Still, I can't shake a nagging concern about the dwindling fire power of monetary policy as interest rates creep closer to zero.
Does the Reserve Bank risk firing all its ammo in a phony war?
And could such a dramatic move actually spook business and rattle confidence.
The last time rates were cut this dramatically was after the Christchurch earthquakes.
The double cut also harks back to the bad old days of the global financial crisis.
Yet New Zealand is not in recession, markets have not crashed. Unemployment is at the lowest point in 11 years.
What happens if things really get ugly - if the trade war escalates further or New Zealand gets hit by some other headwind, like drought?
In nine months between July 2008 and April 2009 the Reserve Bank cut rates by 5.75 per cent. That kind of powerful monetary policy response is no longer on the table.
Here, in the interests of full disclosure, I should say that I am a terrible poker player.
I suspect Reserve Bank Governor Adrian Orr might be quite good.
If he has any concern about the dwindling firepower of his rate cuts then he is certainly not showing it.
In fact today he restated explicitly his faith in monetary policy as an instrument to target inflation and unemployment.
It's power is not diminished just because the numbers involved are lower, he argued.
Orr did concede that the weird world of negative interest rates was now a real possibility in New Zealand.

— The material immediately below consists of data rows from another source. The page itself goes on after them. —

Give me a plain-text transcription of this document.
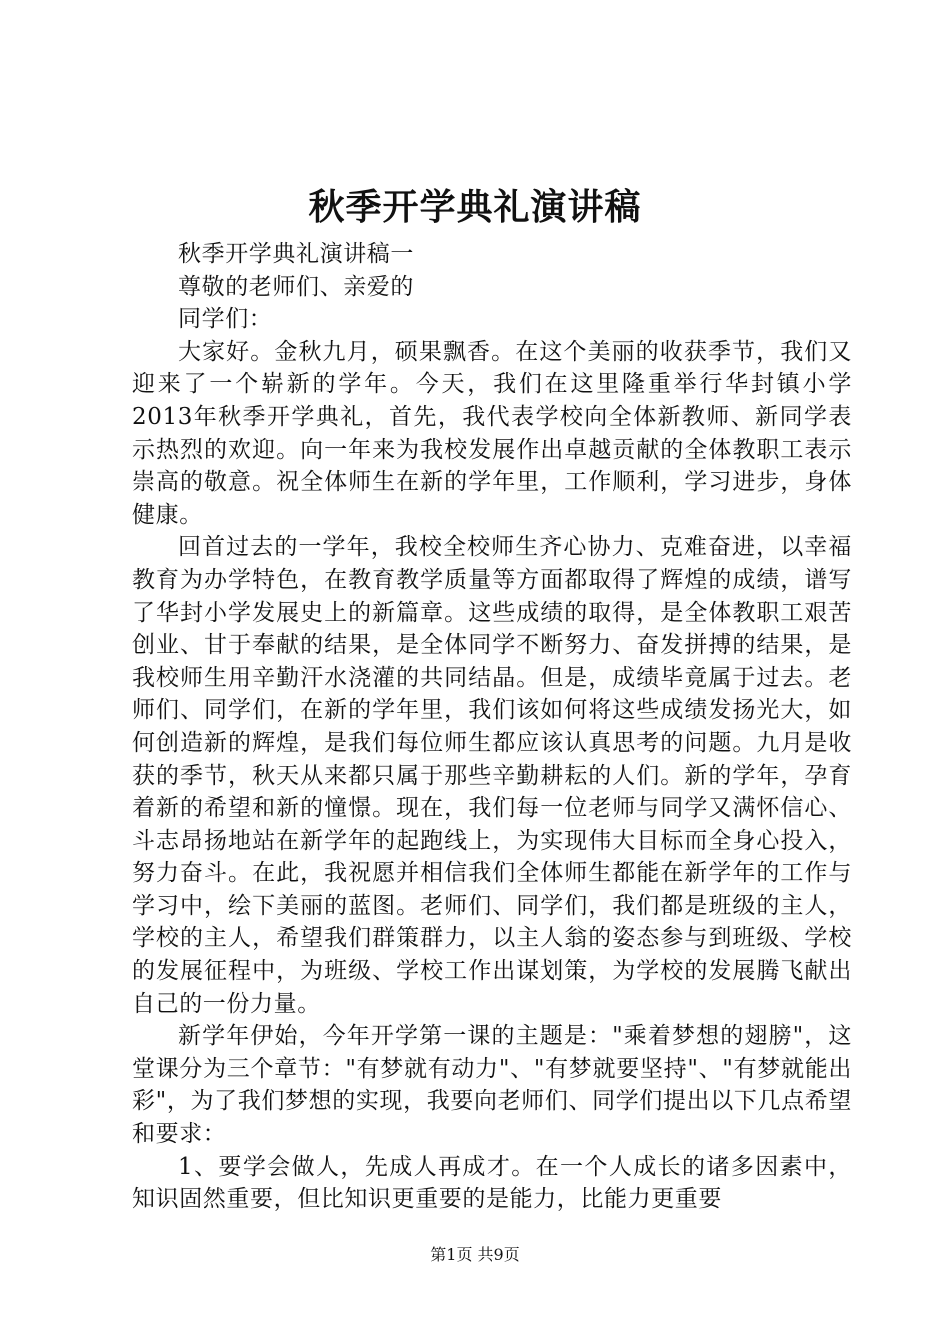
秋季开学典礼演讲稿

秋季开学典礼演讲稿一

尊敬的老师们、亲爱的

同学们：

大家好。金秋九月，硕果飘香。在这个美丽的收获季节，我们又迎来了一个崭新的学年。今天，我们在这里隆重举行华封镇小学2013年秋季开学典礼，首先，我代表学校向全体新教师、新同学表示热烈的欢迎。向一年来为我校发展作出卓越贡献的全体教职工表示崇高的敬意。祝全体师生在新的学年里，工作顺利，学习进步，身体健康。

回首过去的一学年，我校全校师生齐心协力、克难奋进，以幸福教育为办学特色，在教育教学质量等方面都取得了辉煌的成绩，谱写了华封小学发展史上的新篇章。这些成绩的取得，是全体教职工艰苦创业、甘于奉献的结果，是全体同学不断努力、奋发拼搏的结果，是我校师生用辛勤汗水浇灌的共同结晶。但是，成绩毕竟属于过去。老师们、同学们，在新的学年里，我们该如何将这些成绩发扬光大，如何创造新的辉煌，是我们每位师生都应该认真思考的问题。九月是收获的季节，秋天从来都只属于那些辛勤耕耘的人们。新的学年，孕育着新的希望和新的憧憬。现在，我们每一位老师与同学又满怀信心、斗志昂扬地站在新学年的起跑线上，为实现伟大目标而全身心投入，努力奋斗。在此，我祝愿并相信我们全体师生都能在新学年的工作与学习中，绘下美丽的蓝图。老师们、同学们，我们都是班级的主人，学校的主人，希望我们群策群力，以主人翁的姿态参与到班级、学校的发展征程中，为班级、学校工作出谋划策，为学校的发展腾飞献出自己的一份力量。

新学年伊始，今年开学第一课的主题是："乘着梦想的翅膀"，这堂课分为三个章节："有梦就有动力"、"有梦就要坚持"、"有梦就能出彩"，为了我们梦想的实现，我要向老师们、同学们提出以下几点希望和要求：

1、要学会做人，先成人再成才。在一个人成长的诸多因素中，知识固然重要，但比知识更重要的是能力，比能力更重要

第1页 共9页
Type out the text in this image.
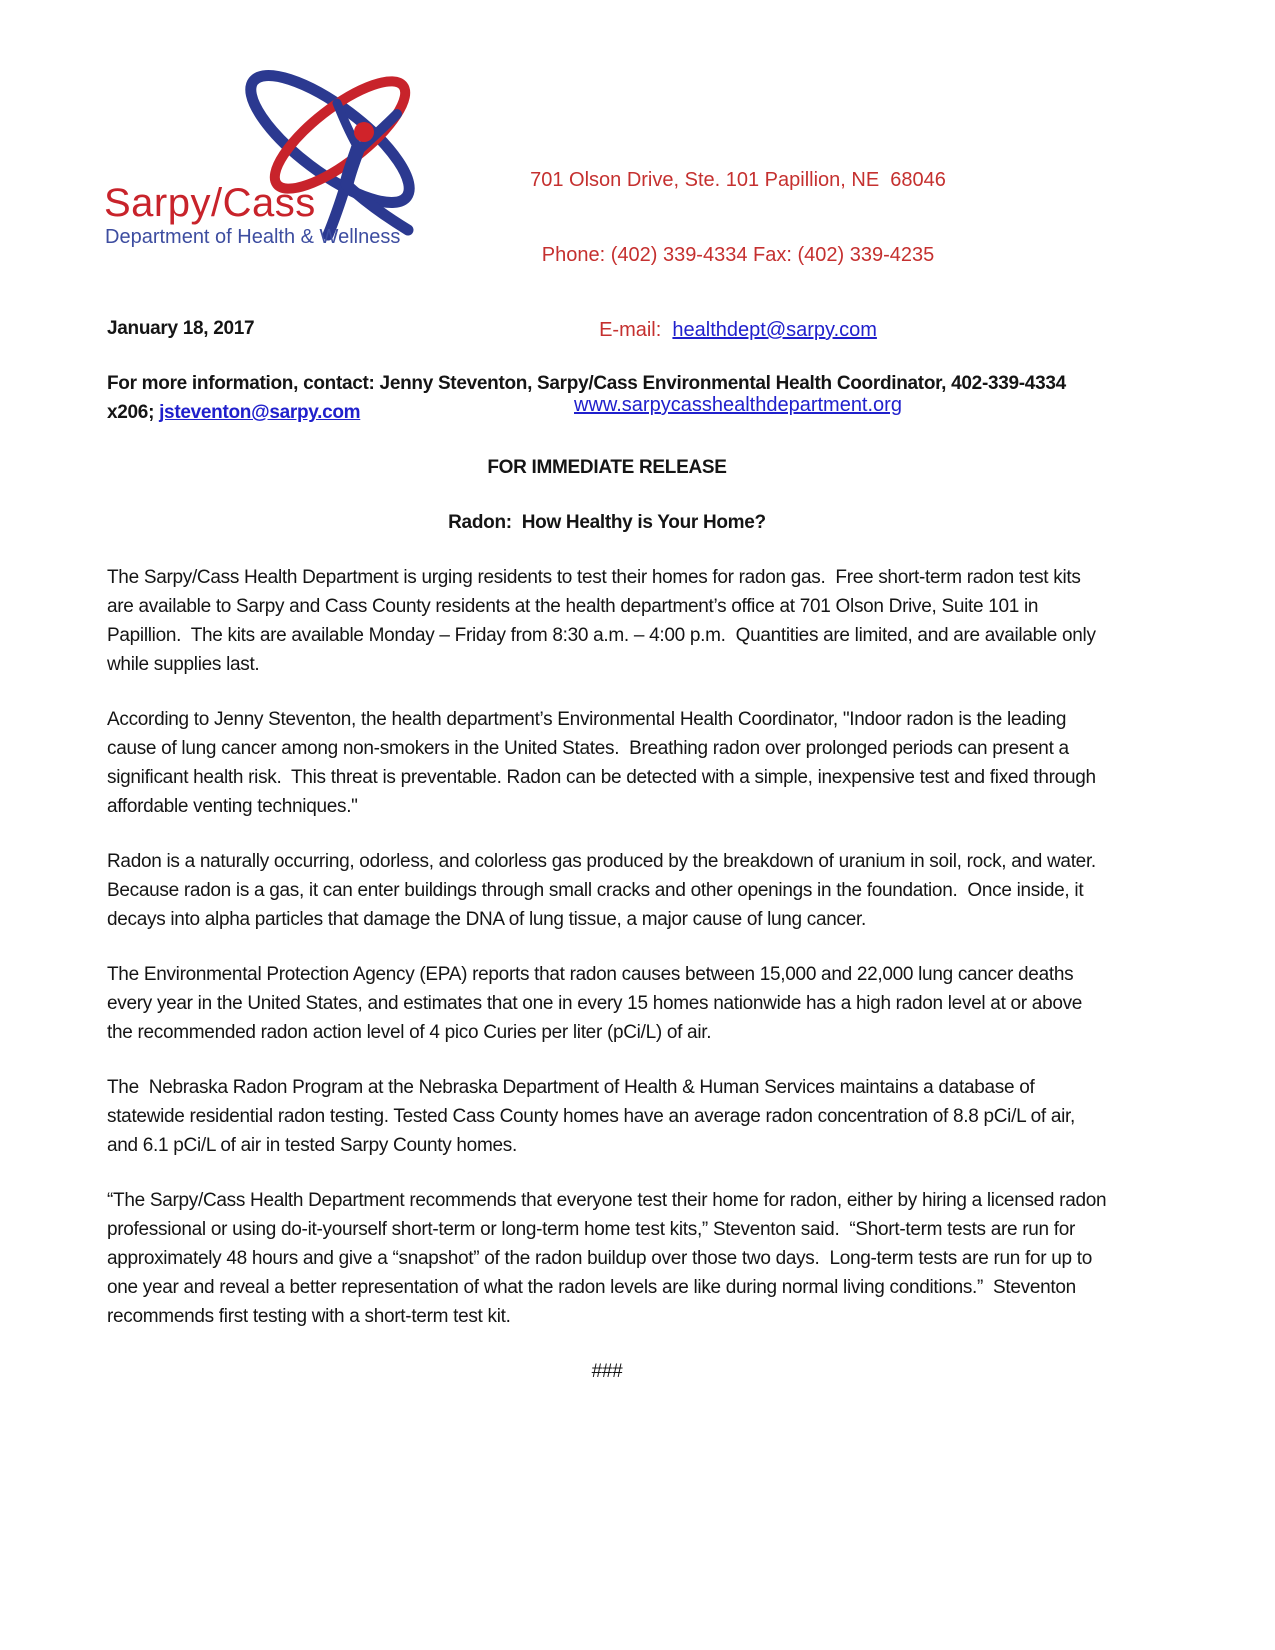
Sarpy/Cass
Department of Health & Wellness

701 Olson Drive, Ste. 101 Papillion, NE  68046

Phone: (402) 339-4334 Fax: (402) 339-4235

E-mail:  healthdept@sarpy.com

www.sarpycasshealthdepartment.org

January 18, 2017

For more information, contact: Jenny Steventon, Sarpy/Cass Environmental Health Coordinator, 402-339-4334 x206; jsteventon@sarpy.com

FOR IMMEDIATE RELEASE

Radon:  How Healthy is Your Home?

The Sarpy/Cass Health Department is urging residents to test their homes for radon gas.  Free short-term radon test kits are available to Sarpy and Cass County residents at the health department’s office at 701 Olson Drive, Suite 101 in Papillion.  The kits are available Monday – Friday from 8:30 a.m. – 4:00 p.m.  Quantities are limited, and are available only while supplies last.

According to Jenny Steventon, the health department’s Environmental Health Coordinator, "Indoor radon is the leading cause of lung cancer among non-smokers in the United States.  Breathing radon over prolonged periods can present a significant health risk.  This threat is preventable. Radon can be detected with a simple, inexpensive test and fixed through affordable venting techniques."

Radon is a naturally occurring, odorless, and colorless gas produced by the breakdown of uranium in soil, rock, and water. Because radon is a gas, it can enter buildings through small cracks and other openings in the foundation.  Once inside, it decays into alpha particles that damage the DNA of lung tissue, a major cause of lung cancer.

The Environmental Protection Agency (EPA) reports that radon causes between 15,000 and 22,000 lung cancer deaths every year in the United States, and estimates that one in every 15 homes nationwide has a high radon level at or above the recommended radon action level of 4 pico Curies per liter (pCi/L) of air.

The  Nebraska Radon Program at the Nebraska Department of Health & Human Services maintains a database of statewide residential radon testing. Tested Cass County homes have an average radon concentration of 8.8 pCi/L of air, and 6.1 pCi/L of air in tested Sarpy County homes.

“The Sarpy/Cass Health Department recommends that everyone test their home for radon, either by hiring a licensed radon professional or using do-it-yourself short-term or long-term home test kits,” Steventon said.  “Short-term tests are run for approximately 48 hours and give a “snapshot” of the radon buildup over those two days.  Long-term tests are run for up to one year and reveal a better representation of what the radon levels are like during normal living conditions.”  Steventon recommends first testing with a short-term test kit.

###
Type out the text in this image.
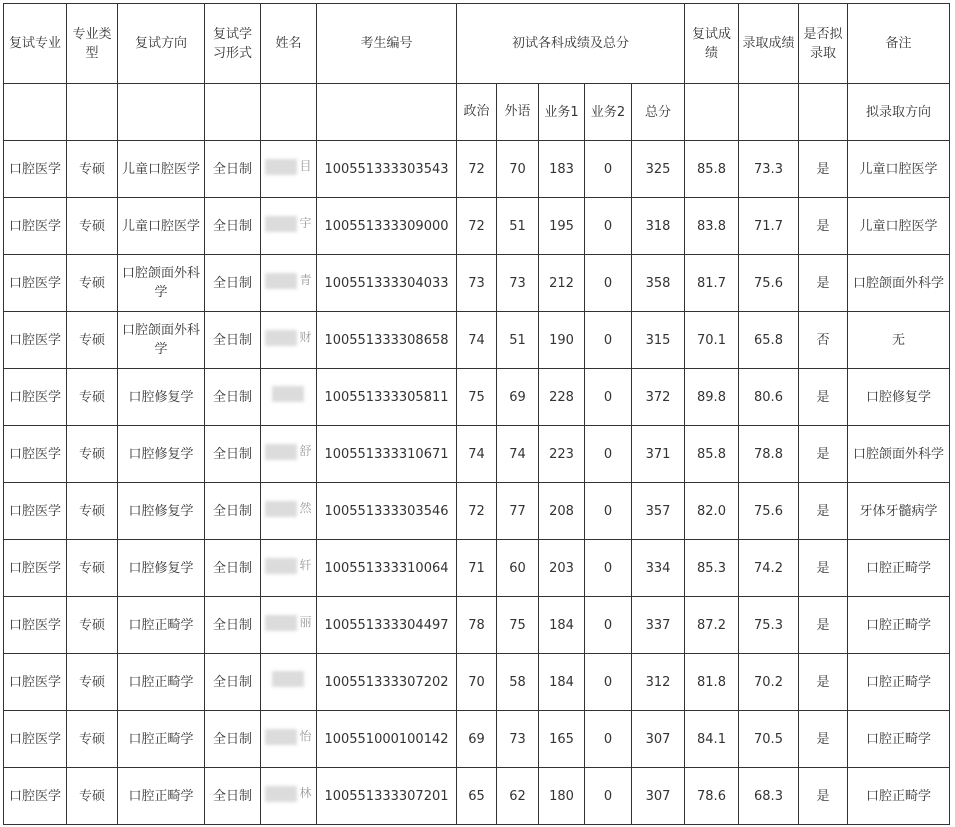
复试专业	专业类型	复试方向	复试学习形式	姓名	考生编号	初试各科成绩及总分					复试成绩	录取成绩	是否拟录取	备注
						政治	外语	业务1	业务2	总分				拟录取方向
口腔医学	专硕	儿童口腔医学	全日制	目	100551333303543	72	70	183	0	325	85.8	73.3	是	儿童口腔医学
口腔医学	专硕	儿童口腔医学	全日制	宇	100551333309000	72	51	195	0	318	83.8	71.7	是	儿童口腔医学
口腔医学	专硕	口腔颌面外科学	全日制	青	100551333304033	73	73	212	0	358	81.7	75.6	是	口腔颌面外科学
口腔医学	专硕	口腔颌面外科学	全日制	财	100551333308658	74	51	190	0	315	70.1	65.8	否	无
口腔医学	专硕	口腔修复学	全日制		100551333305811	75	69	228	0	372	89.8	80.6	是	口腔修复学
口腔医学	专硕	口腔修复学	全日制	舒	100551333310671	74	74	223	0	371	85.8	78.8	是	口腔颌面外科学
口腔医学	专硕	口腔修复学	全日制	然	100551333303546	72	77	208	0	357	82.0	75.6	是	牙体牙髓病学
口腔医学	专硕	口腔修复学	全日制	轩	100551333310064	71	60	203	0	334	85.3	74.2	是	口腔正畸学
口腔医学	专硕	口腔正畸学	全日制	丽	100551333304497	78	75	184	0	337	87.2	75.3	是	口腔正畸学
口腔医学	专硕	口腔正畸学	全日制		100551333307202	70	58	184	0	312	81.8	70.2	是	口腔正畸学
口腔医学	专硕	口腔正畸学	全日制	怡	100551000100142	69	73	165	0	307	84.1	70.5	是	口腔正畸学
口腔医学	专硕	口腔正畸学	全日制	林	100551333307201	65	62	180	0	307	78.6	68.3	是	口腔正畸学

But making a bolder cut now meant that negative rates (or other arcane stuff like quantitative easing policy) was less of a possibility than it might otherwise have been, he said.
Orr talks a lot about "regret analysis".
In other words, a year from now when he ponders the RBNZ's decisions in hindsight what would be worse - regret for cutting too hard and pushing the economy beyond capacity, or regret for moving too slowly and letting growth stall?
Orr, and his committee, favour a proactive approach - attack as the best defence.